GAUCHE DÉMOCRATIQUE & SOCIALE

International – Europe

« L’espoir a gagné sur la peur » (Boric président #2)

Ce 19 décembre, des centaines de milliers de personnes célèbrent la victoire de Gabriel Boric dans tout le pays avec une ferveur qui rappelle celle des débuts de la « transition démocratique », inaugurée par la victoire du No il y a 34 ans, pratiquement l’âge du jeune président élu qui avait alors… deux ans !

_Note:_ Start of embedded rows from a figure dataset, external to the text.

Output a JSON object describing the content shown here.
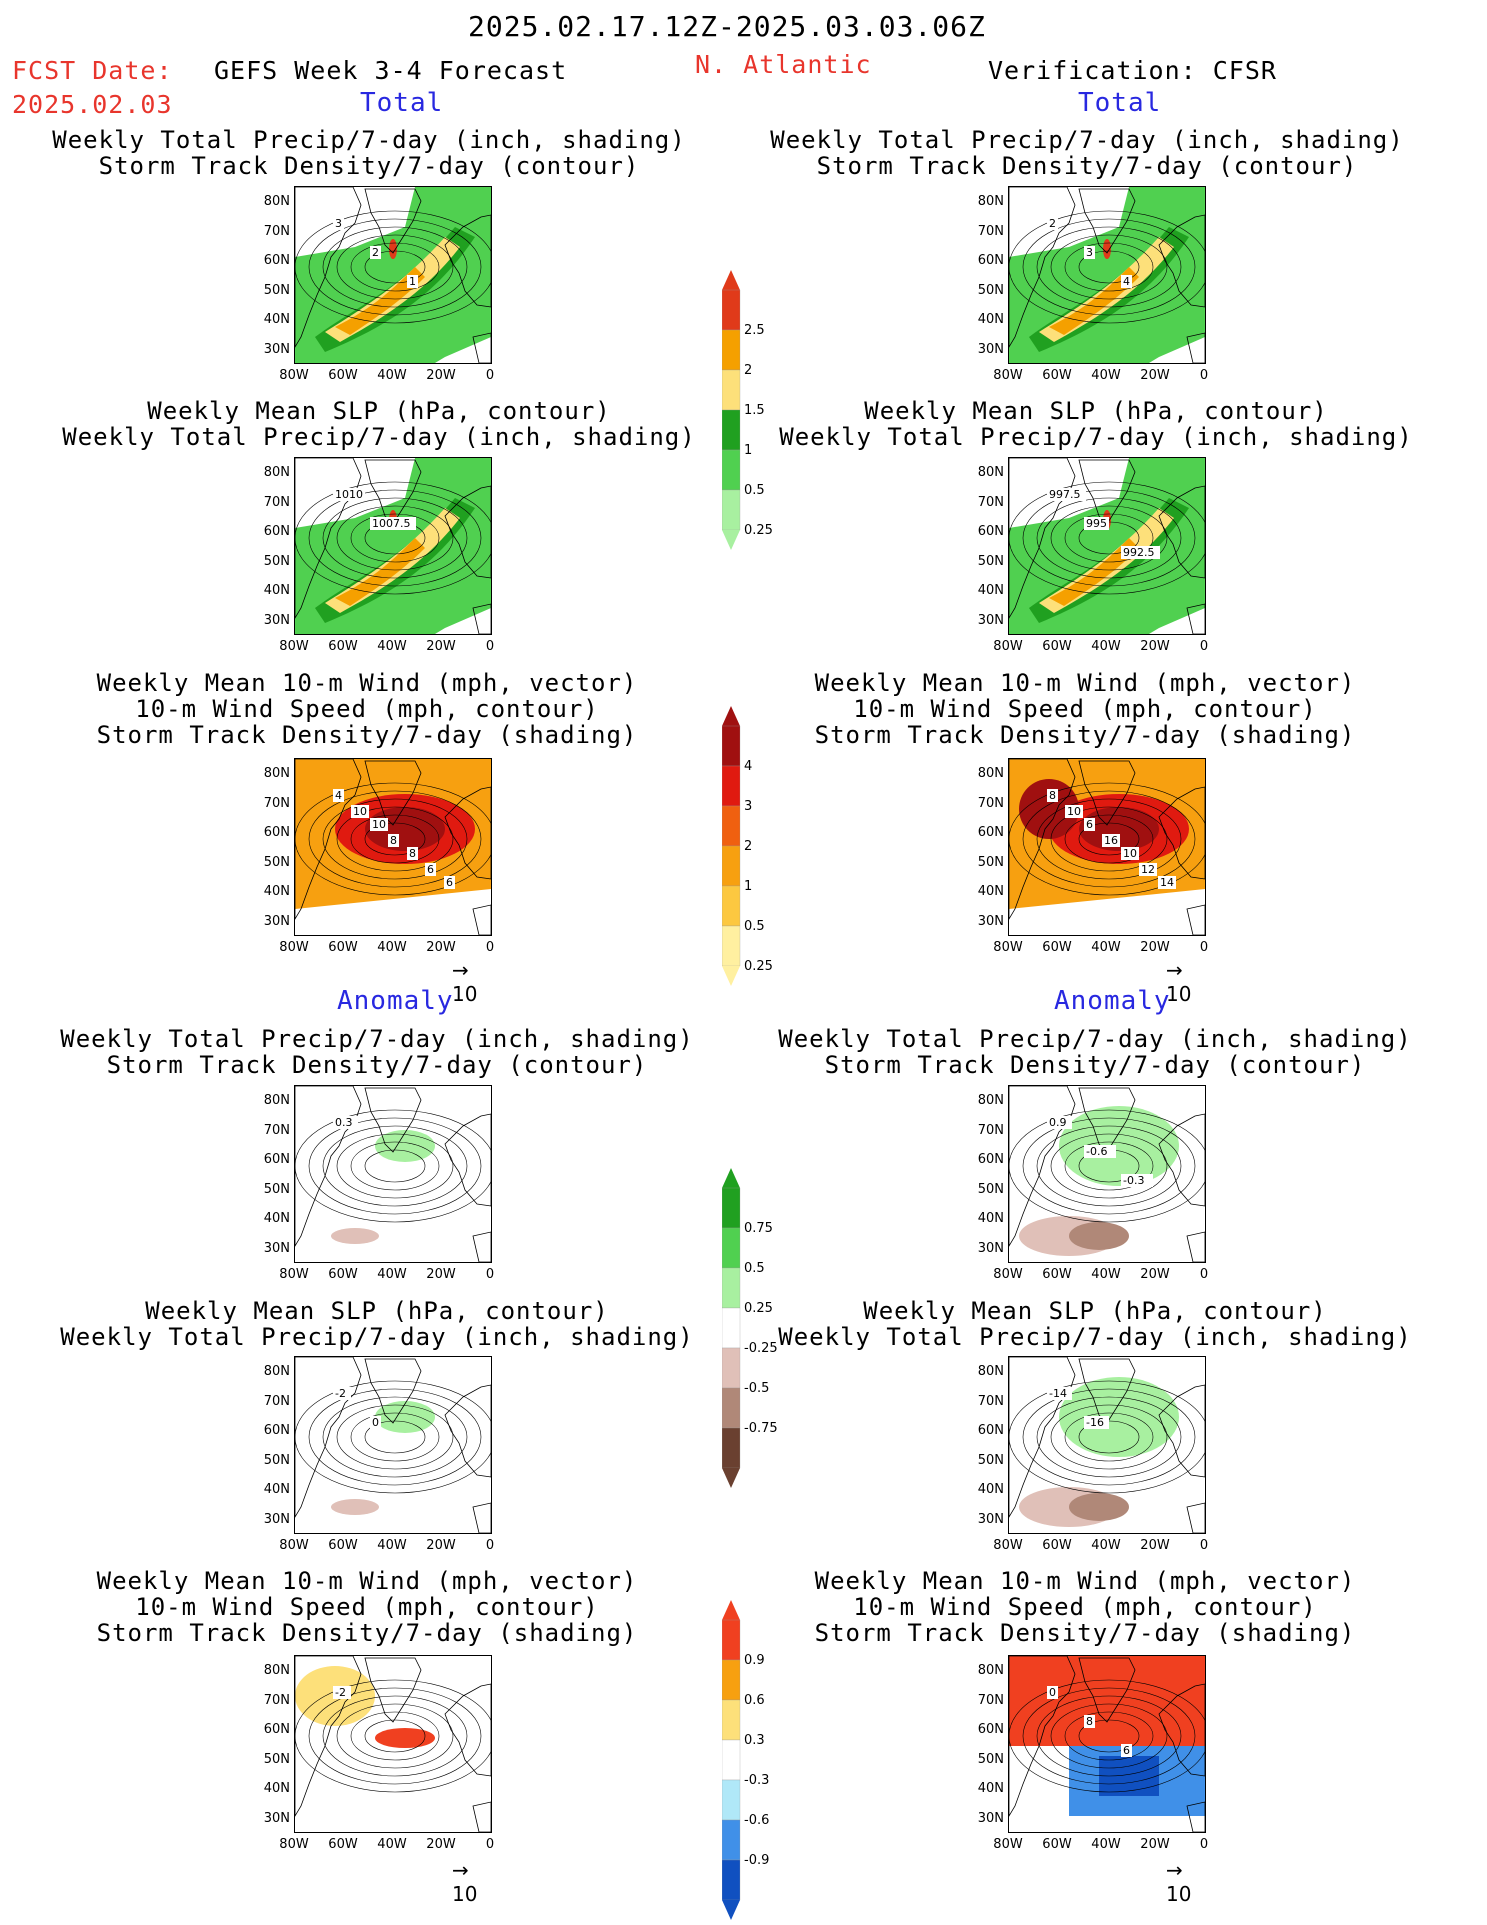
{
  "header": {
    "date_range": "2025.02.17.12Z-2025.03.03.06Z",
    "fcst_label": "FCST Date:",
    "fcst_date": "2025.02.03",
    "model": "GEFS Week 3-4 Forecast",
    "region": "N. Atlantic",
    "verification": "Verification: CFSR"
  },
  "sections": {
    "total": "Total",
    "anomaly": "Anomaly"
  },
  "titles": {
    "precip_track": [
      "Weekly Total Precip/7-day (inch, shading)",
      "Storm Track Density/7-day (contour)"
    ],
    "slp_precip": [
      "Weekly Mean SLP (hPa, contour)",
      "Weekly Total Precip/7-day (inch, shading)"
    ],
    "wind": [
      "Weekly Mean 10-m Wind (mph, vector)",
      "10-m Wind Speed (mph, contour)",
      "Storm Track Density/7-day (shading)"
    ]
  },
  "axes": {
    "lat": [
      "80N",
      "70N",
      "60N",
      "50N",
      "40N",
      "30N"
    ],
    "lon": [
      "80W",
      "60W",
      "40W",
      "20W",
      "0"
    ]
  },
  "vector_ref": "10",
  "colorbars": {
    "precip_total": {
      "labels": [
        "2.5",
        "2",
        "1.5",
        "1",
        "0.5",
        "0.25"
      ],
      "colors": [
        "#e03a1a",
        "#f5a000",
        "#fde07a",
        "#20a020",
        "#50d050",
        "#a8f0a0"
      ]
    },
    "track_total": {
      "labels": [
        "4",
        "3",
        "2",
        "1",
        "0.5",
        "0.25"
      ],
      "colors": [
        "#a01010",
        "#e01a10",
        "#f06010",
        "#f7a010",
        "#fcc840",
        "#fff0a0"
      ]
    },
    "precip_anom": {
      "labels": [
        "0.75",
        "0.5",
        "0.25",
        "-0.25",
        "-0.5",
        "-0.75"
      ],
      "colors": [
        "#20a020",
        "#50d050",
        "#a8f0a0",
        "#ffffff",
        "#e0c0b8",
        "#b08878",
        "#6a4030"
      ]
    },
    "track_anom": {
      "labels": [
        "0.9",
        "0.6",
        "0.3",
        "-0.3",
        "-0.6",
        "-0.9"
      ],
      "colors": [
        "#f04020",
        "#f7a010",
        "#fde07a",
        "#ffffff",
        "#b0e8f8",
        "#4090e8",
        "#1050c0"
      ]
    }
  },
  "panels": [
    {
      "id": "fc-tot-precip",
      "labels": [
        "3",
        "2",
        "1"
      ]
    },
    {
      "id": "fc-tot-slp",
      "labels": [
        "1010",
        "1007.5"
      ]
    },
    {
      "id": "fc-tot-wind",
      "labels": [
        "4",
        "10",
        "8",
        "6",
        "10",
        "8",
        "6"
      ]
    },
    {
      "id": "vf-tot-precip",
      "labels": [
        "2",
        "3",
        "4"
      ]
    },
    {
      "id": "vf-tot-slp",
      "labels": [
        "997.5",
        "995",
        "992.5"
      ]
    },
    {
      "id": "vf-tot-wind",
      "labels": [
        "8",
        "6",
        "10",
        "14",
        "10",
        "16",
        "12"
      ]
    },
    {
      "id": "fc-an-precip",
      "labels": [
        "0.3"
      ]
    },
    {
      "id": "fc-an-slp",
      "labels": [
        "-2",
        "0"
      ]
    },
    {
      "id": "fc-an-wind",
      "labels": [
        "-2"
      ]
    },
    {
      "id": "vf-an-precip",
      "labels": [
        "0.9",
        "-0.6",
        "-0.3"
      ]
    },
    {
      "id": "vf-an-slp",
      "labels": [
        "-14",
        "-16"
      ]
    },
    {
      "id": "vf-an-wind",
      "labels": [
        "0",
        "8",
        "6"
      ]
    }
  ]
}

L’élection de Gabriel Boric à la présidence de la République marque la fin du cycle ouvert par la victoire du No à Pinochet en octobre 1988, celui d’une alternance au pouvoir des partis de la « Concertation pour la démocratie » et de la droite.

Changer la vie

Symbole de l’engagement dans les mobilisations dès 2011, artisan de l’accord national pour le plébiscite qui instaure l’Assemblée constituante, il déclare au lendemain de l’élection : « Je ne gouvernerai pas entre quatre murs, mais les pieds dans la rue ».

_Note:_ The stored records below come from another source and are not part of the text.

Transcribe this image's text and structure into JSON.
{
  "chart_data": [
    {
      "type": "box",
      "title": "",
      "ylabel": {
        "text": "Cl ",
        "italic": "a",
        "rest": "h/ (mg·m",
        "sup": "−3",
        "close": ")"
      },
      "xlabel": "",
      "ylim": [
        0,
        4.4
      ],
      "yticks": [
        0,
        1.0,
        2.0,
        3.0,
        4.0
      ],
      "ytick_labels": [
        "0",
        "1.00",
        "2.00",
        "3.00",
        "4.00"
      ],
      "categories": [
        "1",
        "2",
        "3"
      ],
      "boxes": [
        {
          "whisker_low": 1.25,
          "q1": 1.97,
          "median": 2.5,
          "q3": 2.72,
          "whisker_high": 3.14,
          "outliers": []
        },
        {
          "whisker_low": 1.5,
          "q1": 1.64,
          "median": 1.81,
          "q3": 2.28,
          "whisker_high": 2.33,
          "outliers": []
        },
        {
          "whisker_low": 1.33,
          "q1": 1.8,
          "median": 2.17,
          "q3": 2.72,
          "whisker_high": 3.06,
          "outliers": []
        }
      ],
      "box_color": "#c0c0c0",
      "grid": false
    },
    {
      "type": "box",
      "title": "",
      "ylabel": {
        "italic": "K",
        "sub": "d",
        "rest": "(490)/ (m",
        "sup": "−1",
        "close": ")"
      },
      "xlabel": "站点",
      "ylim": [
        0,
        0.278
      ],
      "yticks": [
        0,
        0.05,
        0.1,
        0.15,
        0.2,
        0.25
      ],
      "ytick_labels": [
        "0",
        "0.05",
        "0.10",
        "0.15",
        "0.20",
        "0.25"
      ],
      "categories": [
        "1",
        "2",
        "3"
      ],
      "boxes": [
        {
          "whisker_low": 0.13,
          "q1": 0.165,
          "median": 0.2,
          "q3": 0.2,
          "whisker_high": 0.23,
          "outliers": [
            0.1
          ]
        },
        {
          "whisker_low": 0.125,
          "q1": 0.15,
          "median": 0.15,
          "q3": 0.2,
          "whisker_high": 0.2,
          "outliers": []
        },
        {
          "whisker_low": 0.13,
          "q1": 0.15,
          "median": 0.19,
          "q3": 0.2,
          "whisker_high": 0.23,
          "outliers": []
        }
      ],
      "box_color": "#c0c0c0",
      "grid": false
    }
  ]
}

Cette victoire met à l’ordre du jour un programme de transformation sociale à travers une réforme fiscale, la baisse du temps de travail hebdomadaire à 40 heures par semaine (45 heures aujourd’hui), l’augmentation du salaire minimum de 15 %, l’instauration d’un minimum vieillesse, de cotisations patronales de 6 % pour le régime de retraites (elles n’existent pas actuellement), d’un impôt sur les grandes fortunes et une réforme fiscale avec un objectif de recettes de 5 et 8 % du PIB, la réforme des régimes de santé privés, la fin du régime de retraite des fonds de pension, la réforme du Code du travail avec l’extension de la négociation collective par branche, le droit de grève… Enfin, cette victoire renforce considérablement les chances d’obtenir une nouvelle constitution démocratique, sociale, écologique, féministe, plurinational, interculturelle.

Face aux appareils

Pendant les vingt premières années, de 1989 à 2009, se sont succédé à la tête de l’État chilien des gouvernements issus d’une alliance entre la Démocratie chrétienne, le Parti pour la démocratie (aile droite du PS), le Parti socialiste, la Concertacion por la Democracia, alliance née dans la campagne pour le non à Pinochet lors du plébiscite de 1980.

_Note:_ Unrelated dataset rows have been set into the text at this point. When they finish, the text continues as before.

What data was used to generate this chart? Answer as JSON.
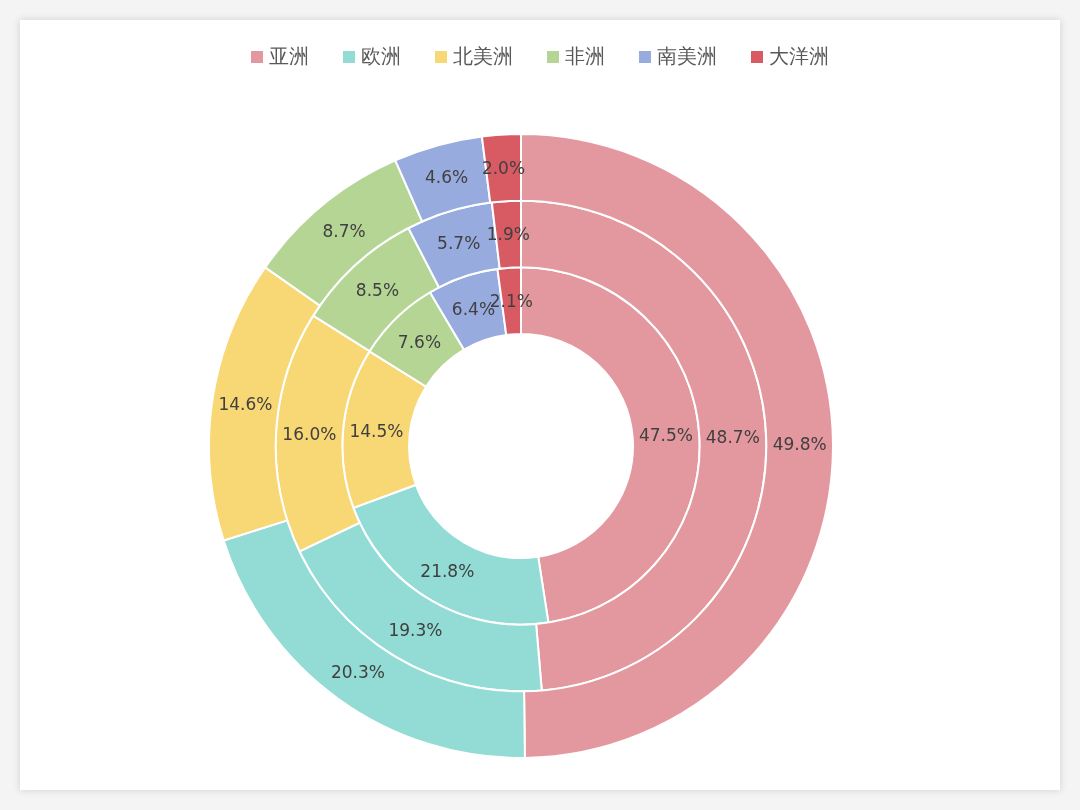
{
  "chart_data": {
    "type": "donut",
    "categories": [
      "亚洲",
      "欧洲",
      "北美洲",
      "非洲",
      "南美洲",
      "大洋洲"
    ],
    "colors": [
      "#e3979e",
      "#92dcd5",
      "#f8d775",
      "#b5d595",
      "#97abdf",
      "#d85a63"
    ],
    "series": [
      {
        "values": [
          47.5,
          21.8,
          14.5,
          7.6,
          6.4,
          2.1
        ],
        "value_labels": [
          "47.5%",
          "21.8%",
          "14.5%",
          "7.6%",
          "6.4%",
          "2.1%"
        ]
      },
      {
        "values": [
          48.7,
          19.3,
          16.0,
          8.5,
          5.7,
          1.9
        ],
        "value_labels": [
          "48.7%",
          "19.3%",
          "16.0%",
          "8.5%",
          "5.7%",
          "1.9%"
        ]
      },
      {
        "values": [
          49.8,
          20.3,
          14.6,
          8.7,
          4.6,
          2.0
        ],
        "value_labels": [
          "49.8%",
          "20.3%",
          "14.6%",
          "8.7%",
          "4.6%",
          "2.0%"
        ]
      }
    ],
    "legend": "top"
  }
}
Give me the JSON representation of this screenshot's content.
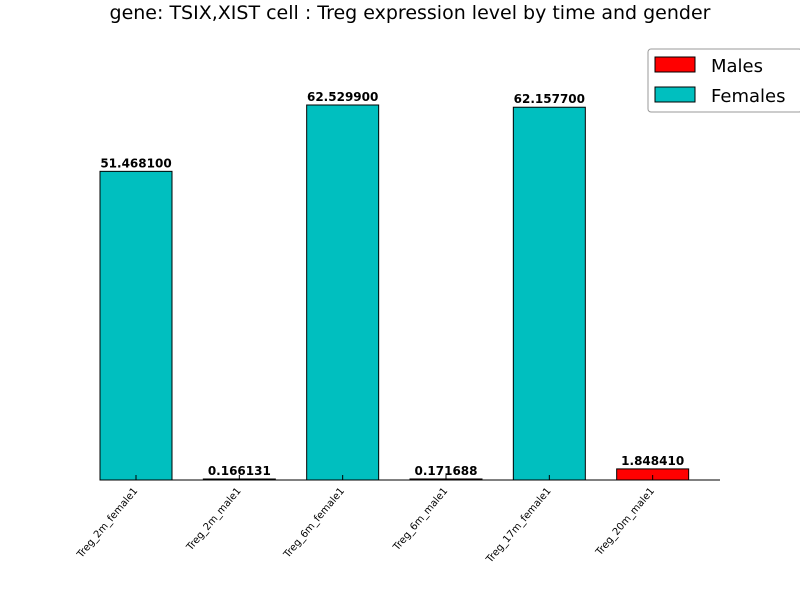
{
  "chart_data": {
    "type": "bar",
    "title": "gene: TSIX,XIST cell : Treg expression level by time and gender",
    "xlabel": "",
    "ylabel": "",
    "categories": [
      "Treg_2m_female1",
      "Treg_2m_male1",
      "Treg_6m_female1",
      "Treg_6m_male1",
      "Treg_17m_female1",
      "Treg_20m_male1"
    ],
    "values": [
      51.4681,
      0.166131,
      62.5299,
      0.171688,
      62.1577,
      1.84841
    ],
    "value_labels": [
      "51.468100",
      "0.166131",
      "62.529900",
      "0.171688",
      "62.157700",
      "1.848410"
    ],
    "category_series": [
      "Females",
      "Males",
      "Females",
      "Males",
      "Females",
      "Males"
    ],
    "series": [
      {
        "name": "Males",
        "color": "#ff0000"
      },
      {
        "name": "Females",
        "color": "#00bfbf"
      }
    ],
    "ylim": [
      0,
      66
    ],
    "grid": false,
    "legend_placement": "top-right"
  }
}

Cette alliance fut rejointe par le Parti communiste en 2013 pour la seconde élection de la socialiste Michelle Bachelet et ce jusqu’à la défaite électorale de 2017. La « Nouvelle majorité », le nom de la nouvelle alliance, devait s’éteindre après la défaite d’Alejandro Guiller, proche du Parti radical et franc-maçon, alors battu par Sébastián Piñera, le représentant de l’oligarchie chilienne et des milieux d’affaires internationaux.

C’est cette même année 2017 que le Frente Amplio, (le « Front large »), marque la situation politique nationale. Sa candidate, Beatriz Sánchez, en obtenant 20,27 % des suffrages à l’élection présidentielle, arrive juste derrière Alejandro Guillier. C’est dans un contexte de mobilisation croissante et d’usure de la Concertation pour la démocratie que cette nouvelle force politique – qui ne regroupe pas moins de quinze partis et mouvements de gauche, écologistes, féministes, autonomes, socialistes, libertaires – fait irruption sur la scène politique, et allait imposer son candidat à l’élection présidentielle quatre ans plus tard.

Juntis Podemos Más : première mosaïque

Malgré la mosaïque des partis, mouvements et groupes politiques à gauche, grâce à la mobilisation sociale, aux organisations sociales et syndicales, aux candidatures de la « société civile » et de ses associations, la politique chilienne a été marquée, depuis les années 2000, par des regroupements et des fronts électoraux qui dessinent une option ancrée dans le mouvement social et à vocation majoritaire. C’est cette aspiration unitaire pour un changement profond qui s’est exprimée dans la victoire de Gabriel Boric, le 19 décembre dernier.

Le Chili est un pays historiquement très politisé avec une présence de tout ce qui a pu ou peut exister comme partis, mouvements, syndicats, comités, associations sur la planète. Le Chili peut revendiquer un parti de masse socialiste, un parti de masse communiste, des organisations centristes ou révolutionnaires, un parti radical qui a eu historiquement une place prépondérante lors du Front populaire chilien de 1938 à 1941 (le troisième du monde), une Démocratie chrétienne puissante, des partis conservateurs, d’extrême droite, et dans l’actualité, une multitude de mouvements citoyens et autonomistes, partis, organisations écologistes, féministes, LGBT, de défense des peuples natifs…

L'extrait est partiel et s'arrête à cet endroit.